Splitterwelten 01 - Zeichen
Die Tatsache, dass eine der Euren auf meiner Welt getötet wurde, lässt mich in Eurer Schuld stehen, und ich will Euch erlauben, Eure Nase in meine Angelegenheiten zu stecken – jedoch nur, soweit es nötig ist, um den Täter zu finden. Solltet Ihr etwas anderes im Schilde führen oder weitere Absichten hegen, so werde ich dies mit aller Macht verhindern.«
»Ich habe keine Ahnung, wovon Ihr sprecht«, behauptete Cedara und sprach Kalliope damit aus tiefstem Herzen. Wie, so fragte sich die Schülerin, konnte sich dieser halbwilde Mensch anmaßen, solch abenteuerliche Vermutungen zu äußern? Doch Magnusson hatte sein Gift noch nicht aufgebraucht.
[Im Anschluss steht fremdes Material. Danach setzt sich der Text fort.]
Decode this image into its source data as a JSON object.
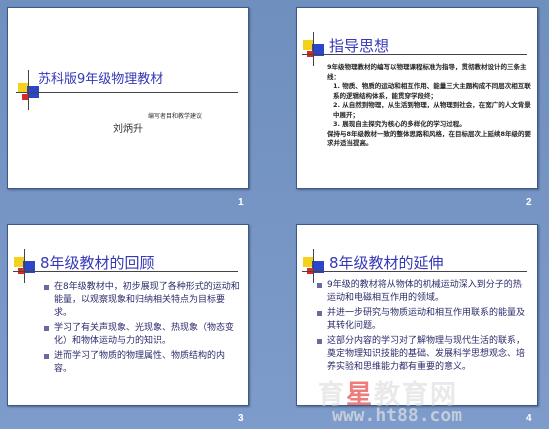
{
  "slides": [
    {
      "number": "1",
      "title": "苏科版9年级物理教材",
      "subtitle": "编写者目和教学建议",
      "author": "刘炳升"
    },
    {
      "number": "2",
      "title": "指导思想",
      "paragraphs": [
        "9年级物理教材的编写以物理课程标准为指导，贯彻教材设计的三条主线：",
        "1. 物质、物质的运动和相互作用、能量三大主题构成不同层次相互联系的逻辑结构体系，能贯穿学段终；",
        "2. 从自然到物理，从生活到物理，从物理到社会，在宽广的人文背景中展开；",
        "3. 展现自主探究为核心的多样化的学习过程。",
        "保持与8年级教材一致的整体思路和风格，在目标层次上延续8年级的要求并适当提高。"
      ]
    },
    {
      "number": "3",
      "title": "8年级教材的回顾",
      "bullets": [
        "在8年级教材中，初步展现了各种形式的运动和能量，以观察现象和归纳相关特点为目标要求。",
        "学习了有关声现象、光现象、热现象（物态变化）和物体运动与力的知识。",
        "进而学习了物质的物理属性、物质结构的内容。"
      ]
    },
    {
      "number": "4",
      "title": "8年级教材的延伸",
      "bullets": [
        "9年级的教材将从物体的机械运动深入到分子的热运动和电磁相互作用的领域。",
        "并进一步研究与物质运动和相互作用联系的能量及其转化问题。",
        "这部分内容的学习对了解物理与现代生活的联系，奠定物理知识技能的基础、发展科学思想观念、培养实验和思维能力都有重要的意义。"
      ]
    }
  ],
  "watermark": {
    "text_main": "育",
    "text_accent": "星",
    "text_rest": "教育网",
    "url": "www.ht88.com"
  },
  "colors": {
    "background": "#7d9bcb",
    "title": "#3538b7",
    "square_blue": "#2d45c8",
    "square_yellow": "#f3d21b",
    "square_red": "#d62a2a"
  }
}
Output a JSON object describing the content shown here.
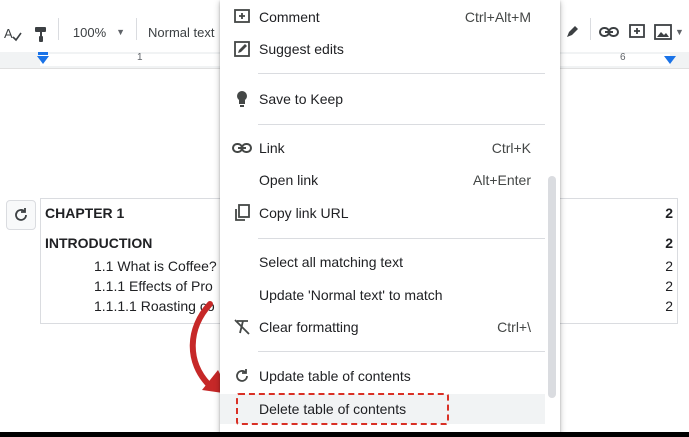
{
  "toolbar": {
    "zoom": "100%",
    "paragraph_style": "Normal text"
  },
  "ruler": {
    "left_number": "1",
    "right_number": "6"
  },
  "toc": {
    "lines": [
      {
        "text": "CHAPTER 1",
        "page": "2"
      },
      {
        "text": "INTRODUCTION",
        "page": "2"
      },
      {
        "text": "1.1 What is Coffee?",
        "page": "2"
      },
      {
        "text": "1.1.1 Effects of Pro",
        "page": "2"
      },
      {
        "text": "1.1.1.1 Roasting co",
        "page": "2"
      }
    ]
  },
  "context_menu": {
    "items": [
      {
        "label": "Comment",
        "shortcut": "Ctrl+Alt+M",
        "icon": "add-comment-icon"
      },
      {
        "label": "Suggest edits",
        "shortcut": "",
        "icon": "suggest-edits-icon"
      },
      {
        "label": "Save to Keep",
        "shortcut": "",
        "icon": "lightbulb-icon"
      },
      {
        "label": "Link",
        "shortcut": "Ctrl+K",
        "icon": "link-icon"
      },
      {
        "label": "Open link",
        "shortcut": "Alt+Enter",
        "icon": ""
      },
      {
        "label": "Copy link URL",
        "shortcut": "",
        "icon": "copy-icon"
      },
      {
        "label": "Select all matching text",
        "shortcut": "",
        "icon": ""
      },
      {
        "label": "Update 'Normal text' to match",
        "shortcut": "",
        "icon": ""
      },
      {
        "label": "Clear formatting",
        "shortcut": "Ctrl+\\",
        "icon": "clear-formatting-icon"
      },
      {
        "label": "Update table of contents",
        "shortcut": "",
        "icon": "refresh-icon"
      },
      {
        "label": "Delete table of contents",
        "shortcut": "",
        "icon": ""
      }
    ]
  },
  "colors": {
    "accent": "#1a73e8",
    "highlight_border": "#d93025",
    "arrow": "#c62828"
  }
}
»Natürlich nicht«, versetzte er mit vor Sarkasmus triefender Stimme. »Das Anliegen der Gilde besteht lediglich darin, die Welten des Sanktuarions miteinander zu verbinden, nicht wahr? Und sie tut dies aus reiner Selbstlosigkeit heraus, richtig? Nicht im Traum würde sie daran denken, auf andere Weltenherren oder gar den König selbst Einfluss zu nehmen.«
Einige seiner Gefolgsleute lachten, was Kalliope vollends die Zornesröte ins Gesicht trieb. Ihr war bewusst, dass man von ihr erwartete, die innere Balance zu wahren und Gleichmut zur Schau zu tragen, so wie Meisterin Cedara es tat. Aber wie konnte sie das, wenn sie mit anhören musste, wie die Gilde und ihre Mitglieder auf derart infame Weise geschmäht wurden?
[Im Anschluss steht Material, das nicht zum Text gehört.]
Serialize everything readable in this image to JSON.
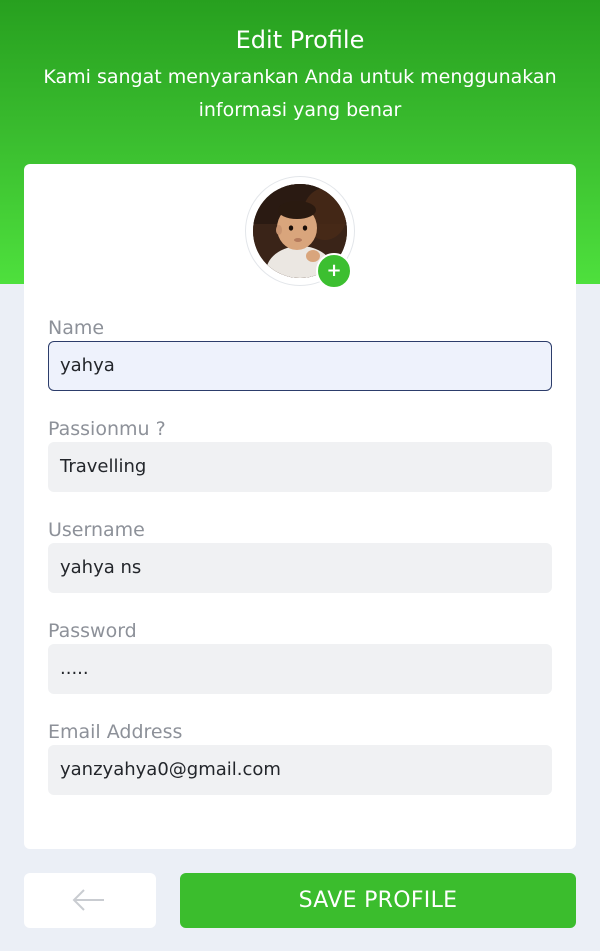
{
  "header": {
    "title": "Edit Profile",
    "subtitle": "Kami sangat menyarankan Anda untuk menggunakan informasi yang benar"
  },
  "avatar": {
    "add_label": "+"
  },
  "form": {
    "fields": [
      {
        "label": "Name",
        "value": "yahya"
      },
      {
        "label": "Passionmu ?",
        "value": "Travelling"
      },
      {
        "label": "Username",
        "value": "yahya ns"
      },
      {
        "label": "Password",
        "value": "....."
      },
      {
        "label": "Email Address",
        "value": "yanzyahya0@gmail.com"
      }
    ]
  },
  "actions": {
    "back_icon": "arrow-left-icon",
    "save_label": "SAVE PROFILE"
  },
  "colors": {
    "accent": "#3bbd2d",
    "background": "#ebeff6",
    "focus_border": "#2c3d6b"
  }
}
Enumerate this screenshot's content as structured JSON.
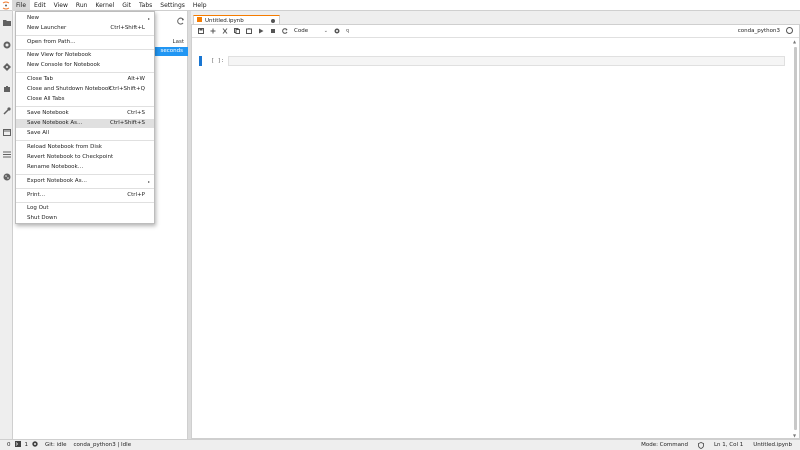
{
  "menubar": {
    "items": [
      "File",
      "Edit",
      "View",
      "Run",
      "Kernel",
      "Git",
      "Tabs",
      "Settings",
      "Help"
    ],
    "active": "File"
  },
  "activity_bar": {
    "icons": [
      "folder-icon",
      "running-icon",
      "git-icon",
      "extension-icon",
      "wrench-icon",
      "window-icon",
      "list-icon",
      "palette-icon"
    ]
  },
  "file_browser": {
    "column_header": "Last Modified",
    "row_modified": "seconds ago"
  },
  "tab": {
    "title": "Untitled.ipynb"
  },
  "toolbar": {
    "cell_type": "Code",
    "kernel": "conda_python3"
  },
  "cell": {
    "prompt": "[ ]:"
  },
  "file_menu": {
    "new": "New",
    "new_launcher": "New Launcher",
    "new_launcher_shortcut": "Ctrl+Shift+L",
    "open_from_path": "Open from Path…",
    "new_view": "New View for Notebook",
    "new_console": "New Console for Notebook",
    "close_tab": "Close Tab",
    "close_tab_shortcut": "Alt+W",
    "close_shutdown": "Close and Shutdown Notebook",
    "close_shutdown_shortcut": "Ctrl+Shift+Q",
    "close_all": "Close All Tabs",
    "save": "Save Notebook",
    "save_shortcut": "Ctrl+S",
    "save_as": "Save Notebook As…",
    "save_as_shortcut": "Ctrl+Shift+S",
    "save_all": "Save All",
    "reload": "Reload Notebook from Disk",
    "revert": "Revert Notebook to Checkpoint",
    "rename": "Rename Notebook…",
    "export": "Export Notebook As…",
    "print": "Print…",
    "print_shortcut": "Ctrl+P",
    "logout": "Log Out",
    "shutdown": "Shut Down"
  },
  "statusbar": {
    "terminals": "0",
    "kernels": "1",
    "git": "Git: idle",
    "kernel_status": "conda_python3 | Idle",
    "mode": "Mode: Command",
    "cursor": "Ln 1, Col 1",
    "filename": "Untitled.ipynb"
  },
  "colors": {
    "accent": "#2196f3",
    "tab_accent": "#f57c00",
    "logo": "#f37726"
  }
}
»Bei allem Respekt, Fürst Magnusson!«, hörte sie sich selbst rufen, noch ehe sie recht bedacht hatte, was sie tat. Cedara neben ihr zuckte zusammen, machte jedoch keine Anstalten, ihr Einhalt zu gebieten.
»Ja, Schülerin?« Der stechende Blick des Weltenherrschers richtete sich auf sie. »Ihr habt etwas zu sagen?«
»Das habe ich«, bekräftigte Kalliope, verzweifelt darum bemüht, das Gleichgewicht nicht vollends zu verlieren, »denn ich ertrage nicht, Euch auf diese Weise von der Gilde und ihren Schwestern sprechen zu hören.«
»Sieh an«, meinte Magnusson unbeeindruckt, »habe ich Euren Unmut erregt?«
»Von allen Vereinigungen, die im Sanktuarion existieren«, antwortete Kalliope mit bebender Stimme, ohne auf die Frage direkt einzugehen, »und das sind, wie Ihr vielleicht wisst, nicht wenige, werdet Ihr keine finden, deren Ideale so hoch stehend und deren Ziele so selbstlos sind wie die der Gilde. Die Gilde ist es, die das Sanktuarion zusammenhält. Sie ermöglicht den Austausch zwischen den Welten und sorgt für den Fortschritt. Ohne sie wäre jeder Weltensplitter auf sich gestellt und dazu verdammt, ein einsames Dasein zu führen, von anderen Menschen abgeschnitten.«
»Und Ihr denkt, dass dies ein Nachteil wäre?«
»Allerdings denke ich das, denn nur in der Gemeinschaft kann Großes erreicht werden, mit Wissen, Vernunft und Empfinden als den Pfeilern, auf denen jede Weisheit gründet.«
Es war still geworden in der Halle.
Anfangs hatten einige Adelige noch über die Schülerin gelacht, die dem Herrscher von Jordråk Widerworte gab, doch inzwischen waren sie alle verstummt – nicht zuletzt wegen des forschen Tonfalls, den Kalliope dem Weltenherrscher gegenüber an den Tag gelegt hatte. Nun ruhten aller Augen auf ihr, selbst Meisterin Cedara betrachtete sie mit einer Mischung aus, so kam es Kalliope zumindest vor, Tadel und Bewunderung.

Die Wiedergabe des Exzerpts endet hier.